Banking Bill gets RS nod; FM Nirmala Sitharaman says depositors’ interest to be better protected
With the Covid-19 pandemic further straining the financial position of many urban-cooperatives, the government brought in the Banking Regulation (Amendment) Bill to safeguard the interest of depostitors, finance minister Nirmala Sitharaman said on Tuesday, as the Rajya Sabha passed the Bill.
The Banking Regulation (Amendment) Bill, 2020, was already approved by the Lok Sabha last week. It seeks to bring urban and multi-state co-operative banks under the central bank’s regulations to better protect the interests of depositors and avoid a PMC Bank-like crisis in future.
The Bill also empowers the Reserve Bank of India (RBI) to make a scheme for restructuring a stressed bank without imposing a moratorium on the withdrawal of deposits. It will also help the central bank better scrutinise the affairs of these co-operative banks. Once made into a law with the Presidential assent, it will replace an Ordinance, which was promulagated in June in the wake of the pandemic.
The financial status of 277 urban cooperative banks (almost a fifth of the total) is weak and 105 cooperative banks are unable to meet the minimum regulatory capital requirement, according to Sitharaman. Similarly, 47 co-operative banks have net worth in negative. As many as 328 urban cooperative banks have gross non-performing asset of more than 15%, the minister had told the Lok Sabha last week. The Covid-19 pandemic has hit most of the co-operatives much harder than the commercial banks.
There are 1,482 urban and 58 multi-state cooperative banks in the country with 8.60 crore depositors, having total savings of close to Rs 5 lakh crore. Last week, Sitharaman cited the case of the PMC Bank where depositors couldn’t withdraw their money beyond a limit for months, as the central bank had to impose a moratorium in September 2019 due to a non-performing asset crisis there.
The minister has said the government had to promulgate an ordinance for a “timely intervention” because the financial health of many of the cooperative societies that were performing as banks was becoming “very delicate”.
The crisis in the co-operative banking sector flared up last year, when PMC Bank was found to have given over Rs 6,700-crore loan to a single realty company HDIL through alleged fraudulent means.

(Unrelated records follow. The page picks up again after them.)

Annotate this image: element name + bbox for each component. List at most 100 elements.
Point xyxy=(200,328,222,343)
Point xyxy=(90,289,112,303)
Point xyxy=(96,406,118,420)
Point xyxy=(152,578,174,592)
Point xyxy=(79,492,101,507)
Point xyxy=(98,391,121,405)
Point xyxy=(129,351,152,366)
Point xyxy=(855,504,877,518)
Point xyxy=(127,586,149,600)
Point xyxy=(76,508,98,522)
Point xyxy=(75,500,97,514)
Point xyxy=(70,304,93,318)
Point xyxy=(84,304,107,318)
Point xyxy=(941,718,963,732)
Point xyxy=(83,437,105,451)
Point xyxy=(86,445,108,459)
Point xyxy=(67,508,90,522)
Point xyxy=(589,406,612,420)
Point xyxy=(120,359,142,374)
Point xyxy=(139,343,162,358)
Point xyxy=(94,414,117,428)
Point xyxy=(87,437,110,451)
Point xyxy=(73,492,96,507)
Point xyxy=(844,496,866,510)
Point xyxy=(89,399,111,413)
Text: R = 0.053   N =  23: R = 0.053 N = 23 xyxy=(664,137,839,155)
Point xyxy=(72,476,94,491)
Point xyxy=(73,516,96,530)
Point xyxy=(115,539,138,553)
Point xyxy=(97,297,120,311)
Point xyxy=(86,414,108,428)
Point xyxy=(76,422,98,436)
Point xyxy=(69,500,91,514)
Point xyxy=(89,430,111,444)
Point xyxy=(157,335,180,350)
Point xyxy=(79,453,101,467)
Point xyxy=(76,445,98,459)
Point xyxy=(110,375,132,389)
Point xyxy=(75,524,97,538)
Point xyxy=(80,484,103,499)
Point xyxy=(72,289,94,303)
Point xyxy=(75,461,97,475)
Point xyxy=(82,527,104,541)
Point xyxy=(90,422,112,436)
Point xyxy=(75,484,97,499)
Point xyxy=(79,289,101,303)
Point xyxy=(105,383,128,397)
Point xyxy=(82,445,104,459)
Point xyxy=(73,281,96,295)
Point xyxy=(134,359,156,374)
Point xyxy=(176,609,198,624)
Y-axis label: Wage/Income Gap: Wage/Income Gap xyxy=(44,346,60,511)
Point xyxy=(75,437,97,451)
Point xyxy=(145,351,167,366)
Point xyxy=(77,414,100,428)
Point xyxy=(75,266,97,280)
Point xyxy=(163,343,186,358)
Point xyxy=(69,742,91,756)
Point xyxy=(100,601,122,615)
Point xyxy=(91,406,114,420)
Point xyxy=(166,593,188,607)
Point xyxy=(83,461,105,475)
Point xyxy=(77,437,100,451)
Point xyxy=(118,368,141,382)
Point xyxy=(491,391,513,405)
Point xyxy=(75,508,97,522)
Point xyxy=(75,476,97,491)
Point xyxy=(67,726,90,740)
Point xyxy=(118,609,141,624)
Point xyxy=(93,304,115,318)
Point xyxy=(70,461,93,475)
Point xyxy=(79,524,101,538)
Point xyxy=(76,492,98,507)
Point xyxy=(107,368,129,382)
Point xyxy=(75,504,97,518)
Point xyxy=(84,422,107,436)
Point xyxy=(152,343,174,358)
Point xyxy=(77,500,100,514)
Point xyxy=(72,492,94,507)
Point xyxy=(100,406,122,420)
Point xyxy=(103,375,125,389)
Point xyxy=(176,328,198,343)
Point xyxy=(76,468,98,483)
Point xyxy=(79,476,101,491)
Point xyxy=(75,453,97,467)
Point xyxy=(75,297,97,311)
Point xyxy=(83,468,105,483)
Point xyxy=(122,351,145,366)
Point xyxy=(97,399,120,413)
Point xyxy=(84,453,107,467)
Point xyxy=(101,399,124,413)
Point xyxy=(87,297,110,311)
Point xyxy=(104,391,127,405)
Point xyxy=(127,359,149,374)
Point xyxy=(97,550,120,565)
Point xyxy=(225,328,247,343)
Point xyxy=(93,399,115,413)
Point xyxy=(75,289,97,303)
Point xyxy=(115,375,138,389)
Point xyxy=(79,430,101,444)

It also hid the stress from the RBI by creating separate books of accounts. The crisis hit millions of its depositors, mostly small ones.
The proposed amendments, however, are not applicable to primary agricultural credit societies, cooperative land mortgage banks and any entities which did not use the terms ‘bank’, ‘banker’ or ‘banking’ in their name or in connection with their business.